General Motors' coming 'Epsilon' platform will be the basis for the next-generation Saab 9-3 and 9-5, said development engineers at the launch of the 9-5 station wagon here.
The current 9-3 and 9-5 models are based on separate platforms. The 9-3 is derived from the previous generation GM Vectra/Cavalier platform. The new 9-5 is based on the current model Vectra platform. An all-new 9-3 is due in 2002.
Both the 9-3 and 9-5 are built at Saab's main plant in Trollhattan, Sweden. But production flexibility is limited because the cars use different platforms.
By moving to one platform, Hendry said capacity at Trollhattan will rise from 180,000 to 200,000. Saab plans to build 150,000 units next year, rising to 250,000 in 2005.
Sweden's other carmaker, Volvo Car Corp., has consolidated its platforms in recent years. The Swedish-built S70 and S80 models are no longer built on separate platforms.
The Epsilon platform will be the basis of General Motors' next-generation Opel Vectra and Omega, and the Cadillac Catera. It could also be the basis of a minivan that Saab may build.
Hendry said Saab is considering three new niche models: A minivan, a four-wheel-drive version of the 9-5 wagon, and a roadster.
A prototype roadster based on GM's future 'Delta' platform will debut at the Geneva auto show in March, according to Saab Germany Chief Executive Officer Jens Becker. He said the prototype will be used to test the market.
The Delta platform will also be used for the next-generation Opel Astra.
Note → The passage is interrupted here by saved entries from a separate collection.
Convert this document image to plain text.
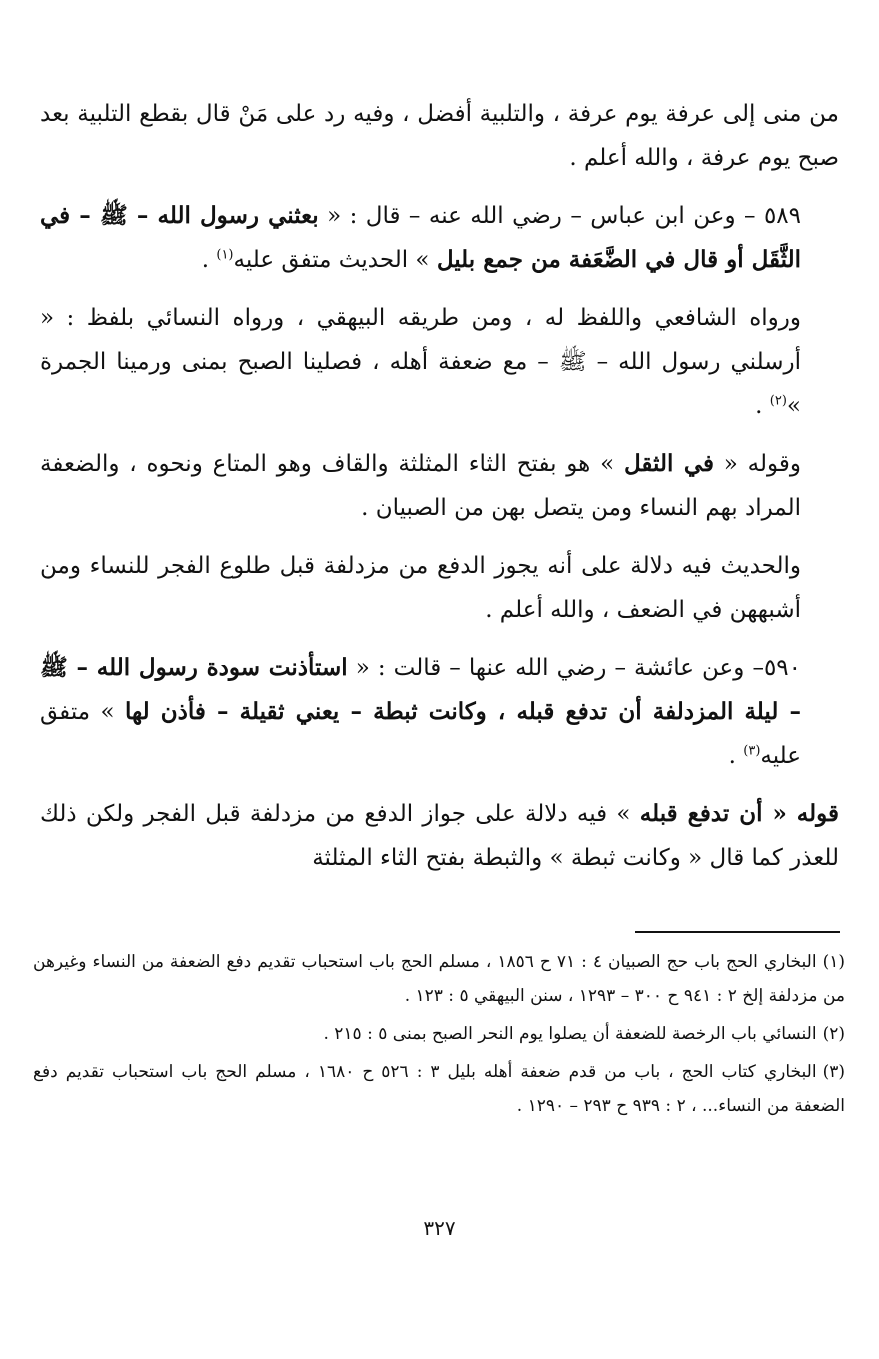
من منى إلى عرفة يوم عرفة ، والتلبية أفضل ، وفيه رد على مَنْ قال بقطع التلبية بعد صبح يوم عرفة ، والله أعلم .

٥٨٩ – وعن ابن عباس – رضي الله عنه – قال : « بعثني رسول الله – ﷺ – في الثَّقَل أو قال في الضَّعَفة من جمع بليل » الحديث متفق عليه$^{(١)}$ .

ورواه الشافعي واللفظ له ، ومن طريقه البيهقي ، ورواه النسائي بلفظ : « أرسلني رسول الله – ﷺ – مع ضعفة أهله ، فصلينا الصبح بمنى ورمينا الجمرة »$^{(٢)}$ .

وقوله « في الثقل » هو بفتح الثاء المثلثة والقاف وهو المتاع ونحوه ، والضعفة المراد بهم النساء ومن يتصل بهن من الصبيان .

والحديث فيه دلالة على أنه يجوز الدفع من مزدلفة قبل طلوع الفجر للنساء ومن أشبههن في الضعف ، والله أعلم .

٥٩٠– وعن عائشة – رضي الله عنها – قالت : « استأذنت سودة رسول الله – ﷺ – ليلة المزدلفة أن تدفع قبله ، وكانت ثبطة – يعني ثقيلة – فأذن لها » متفق عليه$^{(٣)}$ .

قوله « أن تدفع قبله » فيه دلالة على جواز الدفع من مزدلفة قبل الفجر ولكن ذلك للعذر كما قال « وكانت ثبطة » والثبطة بفتح الثاء المثلثة

(١)البخاري الحج باب حج الصبيان ٤ : ٧١ ح ١٨٥٦ ، مسلم الحج باب استحباب تقديم دفع الضعفة من النساء وغيرهن من مزدلفة إلخ ٢ : ٩٤١ ح ٣٠٠ – ١٢٩٣ ، سنن البيهقي ٥ : ١٢٣ .

(٢)النسائي باب الرخصة للضعفة أن يصلوا يوم النحر الصبح بمنى ٥ : ٢١٥ .

(٣)البخاري كتاب الحج ، باب من قدم ضعفة أهله بليل ٣ : ٥٢٦ ح ١٦٨٠ ، مسلم الحج باب استحباب تقديم دفع الضعفة من النساء... ، ٢ : ٩٣٩ ح ٢٩٣ – ١٢٩٠ .

٣٢٧
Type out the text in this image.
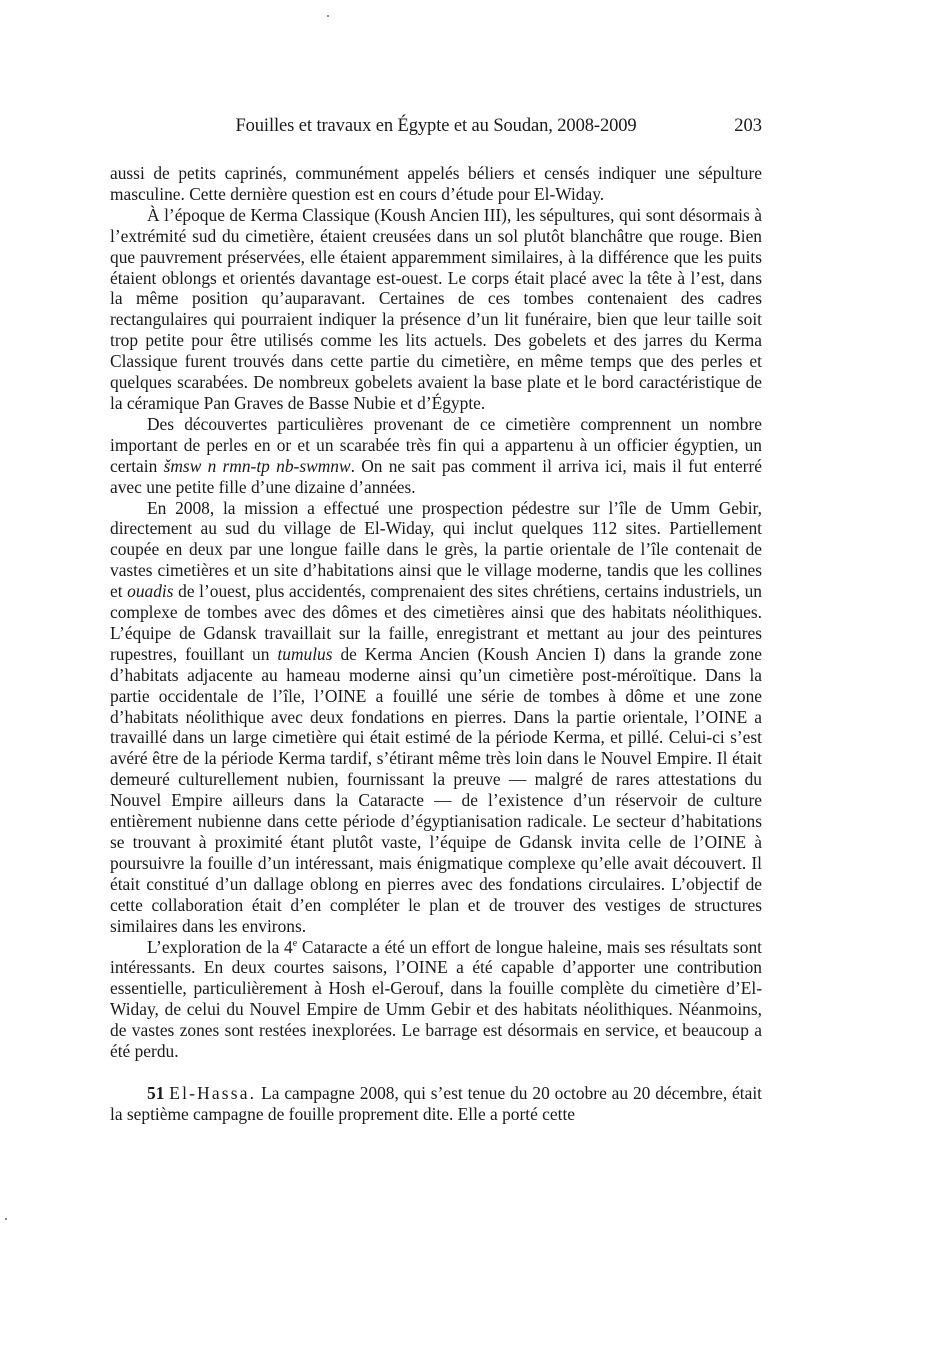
Fouilles et travaux en Égypte et au Soudan, 2008-2009	203

aussi de petits caprinés, communément appelés béliers et censés indiquer une sépulture masculine. Cette dernière question est en cours d’étude pour El-Widay.

À l’époque de Kerma Classique (Koush Ancien III), les sépultures, qui sont désormais à l’extrémité sud du cimetière, étaient creusées dans un sol plutôt blanchâtre que rouge. Bien que pauvrement préservées, elle étaient apparemment similaires, à la différence que les puits étaient oblongs et orientés davantage est-ouest. Le corps était placé avec la tête à l’est, dans la même position qu’auparavant. Certaines de ces tombes contenaient des cadres rectangulaires qui pourraient indiquer la présence d’un lit funéraire, bien que leur taille soit trop petite pour être utilisés comme les lits actuels. Des gobelets et des jarres du Kerma Classique furent trouvés dans cette partie du cimetière, en même temps que des perles et quelques scarabées. De nombreux gobelets avaient la base plate et le bord caractéristique de la céramique Pan Graves de Basse Nubie et d’Égypte.

Des découvertes particulières provenant de ce cimetière comprennent un nombre important de perles en or et un scarabée très fin qui a appartenu à un officier égyptien, un certain šmsw n rmn-tp nb-swmnw. On ne sait pas comment il arriva ici, mais il fut enterré avec une petite fille d’une dizaine d’années.

En 2008, la mission a effectué une prospection pédestre sur l’île de Umm Gebir, directement au sud du village de El-Widay, qui inclut quelques 112 sites. Partiellement coupée en deux par une longue faille dans le grès, la partie orientale de l’île contenait de vastes cimetières et un site d’habitations ainsi que le village moderne, tandis que les collines et ouadis de l’ouest, plus accidentés, comprenaient des sites chrétiens, certains industriels, un complexe de tombes avec des dômes et des cimetières ainsi que des habitats néolithiques. L’équipe de Gdansk travaillait sur la faille, enregistrant et mettant au jour des peintures rupestres, fouillant un tumulus de Kerma Ancien (Koush Ancien I) dans la grande zone d’habitats adjacente au hameau moderne ainsi qu’un cimetière post-méroïtique. Dans la partie occidentale de l’île, l’OINE a fouillé une série de tombes à dôme et une zone d’habitats néolithique avec deux fondations en pierres. Dans la partie orientale, l’OINE a travaillé dans un large cimetière qui était estimé de la période Kerma, et pillé. Celui-ci s’est avéré être de la période Kerma tardif, s’étirant même très loin dans le Nouvel Empire. Il était demeuré culturellement nubien, fournissant la preuve — malgré de rares attestations du Nouvel Empire ailleurs dans la Cataracte — de l’existence d’un réservoir de culture entièrement nubienne dans cette période d’égyptianisation radicale. Le secteur d’habitations se trouvant à proximité étant plutôt vaste, l’équipe de Gdansk invita celle de l’OINE à poursuivre la fouille d’un intéressant, mais énigmatique complexe qu’elle avait découvert. Il était constitué d’un dallage oblong en pierres avec des fondations circulaires. L’objectif de cette collaboration était d’en compléter le plan et de trouver des vestiges de structures similaires dans les environs.

L’exploration de la 4e Cataracte a été un effort de longue haleine, mais ses résultats sont intéressants. En deux courtes saisons, l’OINE a été capable d’apporter une contribution essentielle, particulièrement à Hosh el-Gerouf, dans la fouille complète du cimetière d’El-Widay, de celui du Nouvel Empire de Umm Gebir et des habitats néolithiques. Néanmoins, de vastes zones sont restées inexplorées. Le barrage est désormais en service, et beaucoup a été perdu.

51 El-Hassa. La campagne 2008, qui s’est tenue du 20 octobre au 20 décembre, était la septième campagne de fouille proprement dite. Elle a porté cette
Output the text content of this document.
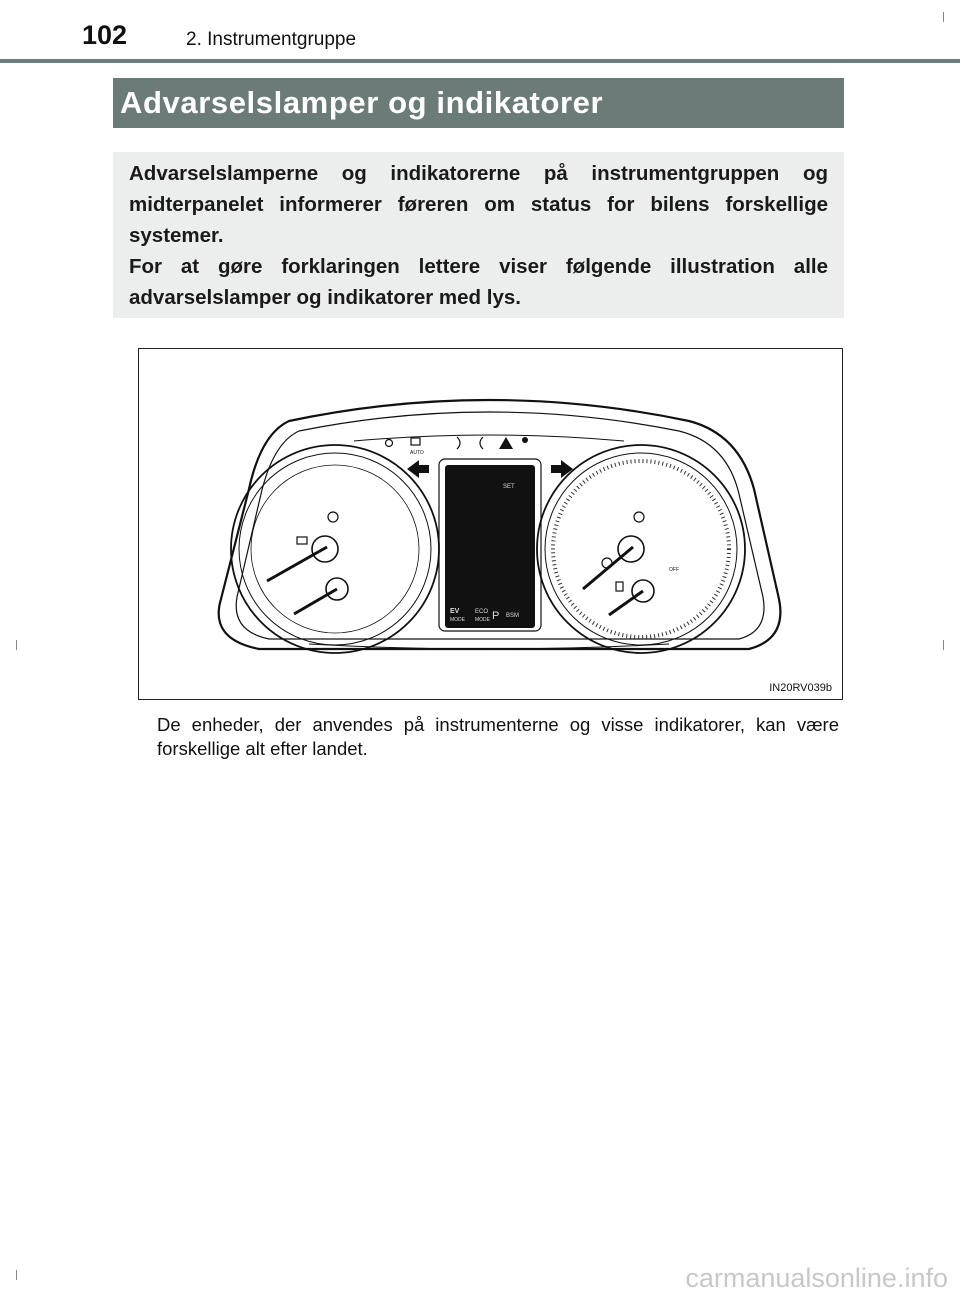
102	2. Instrumentgruppe
Advarselslamper og indikatorer

Advarselslamperne og indikatorerne på instrumentgruppen og midterpanelet informerer føreren om status for bilens forskellige systemer.

For at gøre forklaringen lettere viser følgende illustration alle advarselslamper og indikatorer med lys.

AUTO
SET
EV
MODE
ECO
MODE P BSM
OFF
IN20RV039b
De enheder, der anvendes på instrumenterne og visse indikatorer, kan være forskellige alt efter landet.
carmanualsonline.info
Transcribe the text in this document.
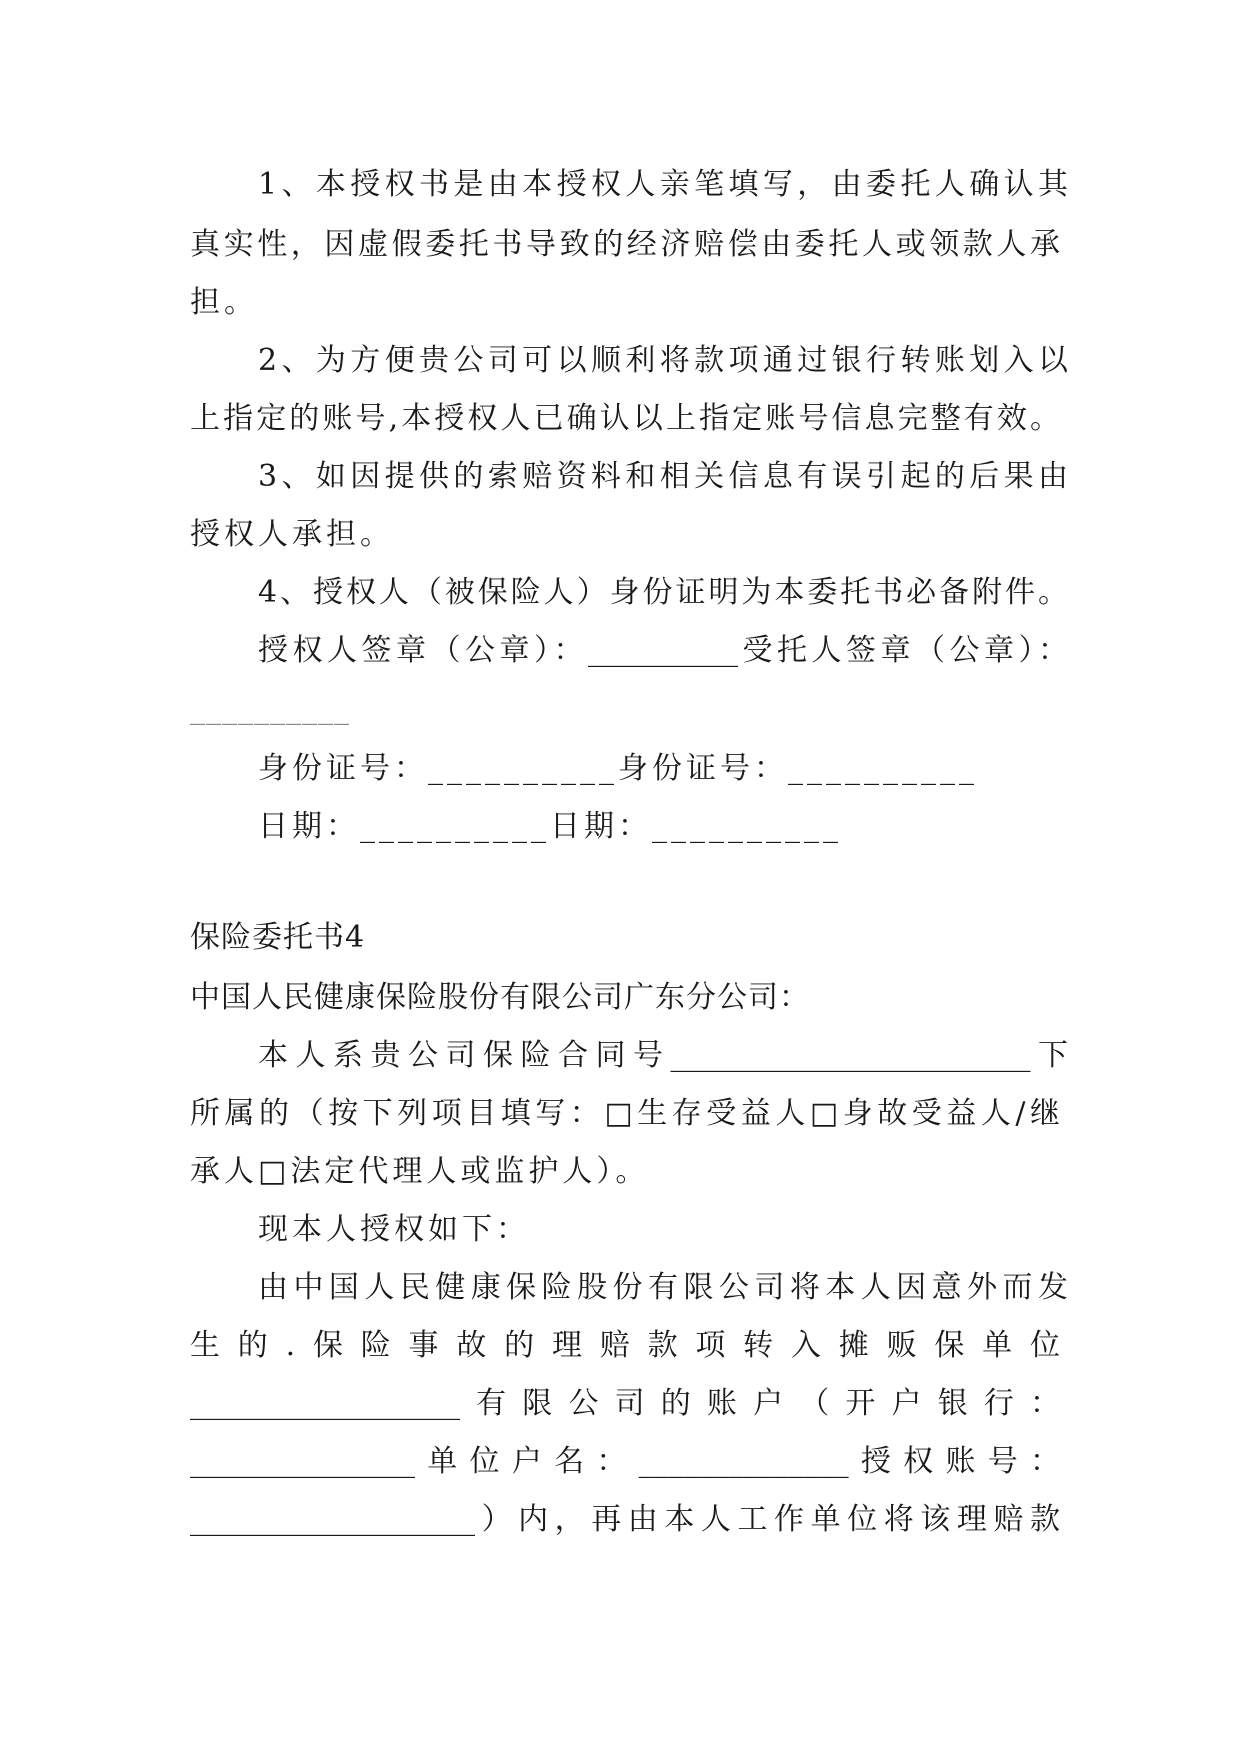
1、本授权书是由本授权人亲笔填写，由委托人确认其
真实性，因虚假委托书导致的经济赔偿由委托人或领款人承
担。
2、为方便贵公司可以顺利将款项通过银行转账划入以
上指定的账号,本授权人已确认以上指定账号信息完整有效。
3、如因提供的索赔资料和相关信息有误引起的后果由
授权人承担。
4、授权人（被保险人）身份证明为本委托书必备附件。
授权人签章（公章）：__________受托人签章（公章）：
__________
身份证号：__________身份证号：__________
日期：__________日期：__________
保险委托书4
中国人民健康保险股份有限公司广东分公司：
本人系贵公司保险合同号________________________下
所属的（按下列项目填写：□生存受益人□身故受益人/继
承人□法定代理人或监护人）。
现本人授权如下：
由中国人民健康保险股份有限公司将本人因意外而发
生的.保险事故的理赔款项转入摊贩保单位
__________________有限公司的账户（开户银行：
_______________单位户名：______________授权账号：
___________________）内，再由本人工作单位将该理赔款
Hendry said the minivan would 'not be a normal minivan, but rather a specific Saab solution.' But he said no decision has been made on whether to build any of the proposed niche cars. Other Saab sources say a decision on at least the roadster and the four-wheeldrive wagon will be made in 1999.
They also said production of niche Saabs may be built in countries where demand is expected to be highest. Currently the only Saab built outside Sweden is the 9-3 cabriolet, which is produced at Valmet Automotive in Finland.
The strategy could see the roadster being built at GM plants in North or South America, sources said. The four-wheel-drive station wagon is also being considered for plants in the USA, they said.